Arms, Armies and Fortifications in the Hundred Years War
Title | Arms, Armies and Fortifications in the Hundred Years War PDF eBook |
Author | Anne Curry |
Publisher | Boydell & Brewer Ltd |
Total Pages | 268 |
Release | 1999 |
Genre | History |
ISBN | 9780851157559 |
`Careful, original and wide-ranging study of many different aspects of late medieval military history.' HISTORY The Hundred Years War embraced warfare in all aspects, from the grand set pieces of Crecy and Agincourt to the pillaged lands of the dispossessed population. What makes this book different from previous studies emphasising the great battles is its use of less familiar evidence, such as administrative records and landscape archaeology, to gain a truer picture of the realities of medieval warfare.
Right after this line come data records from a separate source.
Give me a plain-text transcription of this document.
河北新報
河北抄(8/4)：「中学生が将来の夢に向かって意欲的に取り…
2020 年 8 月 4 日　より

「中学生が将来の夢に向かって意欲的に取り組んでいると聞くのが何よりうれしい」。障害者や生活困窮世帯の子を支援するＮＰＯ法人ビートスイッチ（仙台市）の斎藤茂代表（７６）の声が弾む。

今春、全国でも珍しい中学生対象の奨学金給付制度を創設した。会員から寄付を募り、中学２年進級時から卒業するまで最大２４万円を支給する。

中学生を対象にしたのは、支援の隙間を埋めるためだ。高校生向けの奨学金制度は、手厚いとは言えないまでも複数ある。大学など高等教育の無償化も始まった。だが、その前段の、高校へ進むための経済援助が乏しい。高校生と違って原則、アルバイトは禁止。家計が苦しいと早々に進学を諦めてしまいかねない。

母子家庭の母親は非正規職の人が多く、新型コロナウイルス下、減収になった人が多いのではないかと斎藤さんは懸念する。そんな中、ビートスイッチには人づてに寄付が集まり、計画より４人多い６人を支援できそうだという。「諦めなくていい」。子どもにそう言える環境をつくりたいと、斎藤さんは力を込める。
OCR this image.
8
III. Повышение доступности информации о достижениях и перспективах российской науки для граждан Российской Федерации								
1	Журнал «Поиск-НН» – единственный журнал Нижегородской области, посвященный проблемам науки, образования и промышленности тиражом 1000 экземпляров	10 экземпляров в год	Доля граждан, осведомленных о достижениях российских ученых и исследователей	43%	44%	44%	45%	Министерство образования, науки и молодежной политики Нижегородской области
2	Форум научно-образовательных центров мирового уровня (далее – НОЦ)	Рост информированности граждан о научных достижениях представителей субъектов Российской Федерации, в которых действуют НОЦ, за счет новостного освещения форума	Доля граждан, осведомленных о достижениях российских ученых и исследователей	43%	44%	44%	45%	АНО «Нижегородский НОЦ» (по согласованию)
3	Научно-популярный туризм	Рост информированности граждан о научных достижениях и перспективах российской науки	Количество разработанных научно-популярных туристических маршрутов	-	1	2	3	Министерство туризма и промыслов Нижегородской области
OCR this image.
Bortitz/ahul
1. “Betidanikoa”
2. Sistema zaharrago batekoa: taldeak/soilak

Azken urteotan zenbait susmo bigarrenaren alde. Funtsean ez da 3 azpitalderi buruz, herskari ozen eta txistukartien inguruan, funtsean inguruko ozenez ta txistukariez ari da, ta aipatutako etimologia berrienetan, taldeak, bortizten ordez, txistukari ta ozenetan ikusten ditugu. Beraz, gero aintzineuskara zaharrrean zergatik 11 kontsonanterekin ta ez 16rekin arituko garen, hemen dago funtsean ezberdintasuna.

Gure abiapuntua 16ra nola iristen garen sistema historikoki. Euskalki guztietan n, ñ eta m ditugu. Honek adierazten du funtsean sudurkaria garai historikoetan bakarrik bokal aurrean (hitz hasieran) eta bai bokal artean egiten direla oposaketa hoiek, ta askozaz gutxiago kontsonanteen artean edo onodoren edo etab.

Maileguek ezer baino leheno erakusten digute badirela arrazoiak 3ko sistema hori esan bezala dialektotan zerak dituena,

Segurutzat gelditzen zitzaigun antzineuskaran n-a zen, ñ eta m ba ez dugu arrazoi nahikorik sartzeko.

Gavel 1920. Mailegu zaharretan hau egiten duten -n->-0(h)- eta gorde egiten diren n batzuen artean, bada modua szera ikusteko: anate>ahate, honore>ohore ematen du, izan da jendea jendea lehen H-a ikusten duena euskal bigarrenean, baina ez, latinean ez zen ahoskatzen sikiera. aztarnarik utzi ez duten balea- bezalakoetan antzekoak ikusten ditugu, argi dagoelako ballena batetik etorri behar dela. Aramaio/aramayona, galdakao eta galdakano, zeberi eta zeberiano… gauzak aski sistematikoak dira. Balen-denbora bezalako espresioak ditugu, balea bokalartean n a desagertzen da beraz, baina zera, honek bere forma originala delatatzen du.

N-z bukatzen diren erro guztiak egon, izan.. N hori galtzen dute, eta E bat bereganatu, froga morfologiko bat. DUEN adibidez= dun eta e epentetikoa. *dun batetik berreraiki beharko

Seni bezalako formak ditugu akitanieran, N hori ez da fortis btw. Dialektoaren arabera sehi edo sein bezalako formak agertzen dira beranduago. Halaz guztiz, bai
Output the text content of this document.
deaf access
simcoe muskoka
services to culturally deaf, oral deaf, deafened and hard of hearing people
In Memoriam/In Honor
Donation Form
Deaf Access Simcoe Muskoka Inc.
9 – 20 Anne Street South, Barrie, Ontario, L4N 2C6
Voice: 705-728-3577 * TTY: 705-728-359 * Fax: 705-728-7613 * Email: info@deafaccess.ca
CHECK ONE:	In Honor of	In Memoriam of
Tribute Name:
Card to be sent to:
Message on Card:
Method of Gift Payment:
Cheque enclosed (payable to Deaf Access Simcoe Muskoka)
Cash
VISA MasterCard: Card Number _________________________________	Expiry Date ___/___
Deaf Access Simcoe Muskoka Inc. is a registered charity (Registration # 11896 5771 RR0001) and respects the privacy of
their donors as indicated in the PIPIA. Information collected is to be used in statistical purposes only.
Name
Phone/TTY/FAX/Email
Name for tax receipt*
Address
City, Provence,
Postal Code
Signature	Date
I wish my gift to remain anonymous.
From a general review of battle tactics, the book turns to examine (at points enlisting computer analysis) a number of issues: the composition of the English army, the management of affairs in Aquitaine, the response in England at large to the war and the consequent propaganda and hardship, and the impact of warfare on local communities. Close study of surviving artefacts - weapons, fortifications - also allows realistic assessments of military and naval experiences. Contributors: ANDREW AYTON, MATTHEW BENNETT, ANNE CURRY, IAN FRIEL, ROBERT HARDY, MICHAEL HUGHES, MICHAEL JONES, BRIAN KEMP, JOHN KENYON, MARK ORMROD, ROBERT SMITH, MALCOLM VALE.
The Hundred Years War
Title | The Hundred Years War PDF eBook |
Author | L. J. Andrew Villalon |
Publisher | BRILL |
Total Pages | 577 |
Release | 2005 |
Genre | History |
ISBN | 9004139699 |
This work, the first of a two-volume set, brings together essays of European and American scholars on the wider regional and topical aspects of the Hundred Years War as well as articles that revisit questions posed and supposedly "solved" by traditional Hundred Years War scholarship.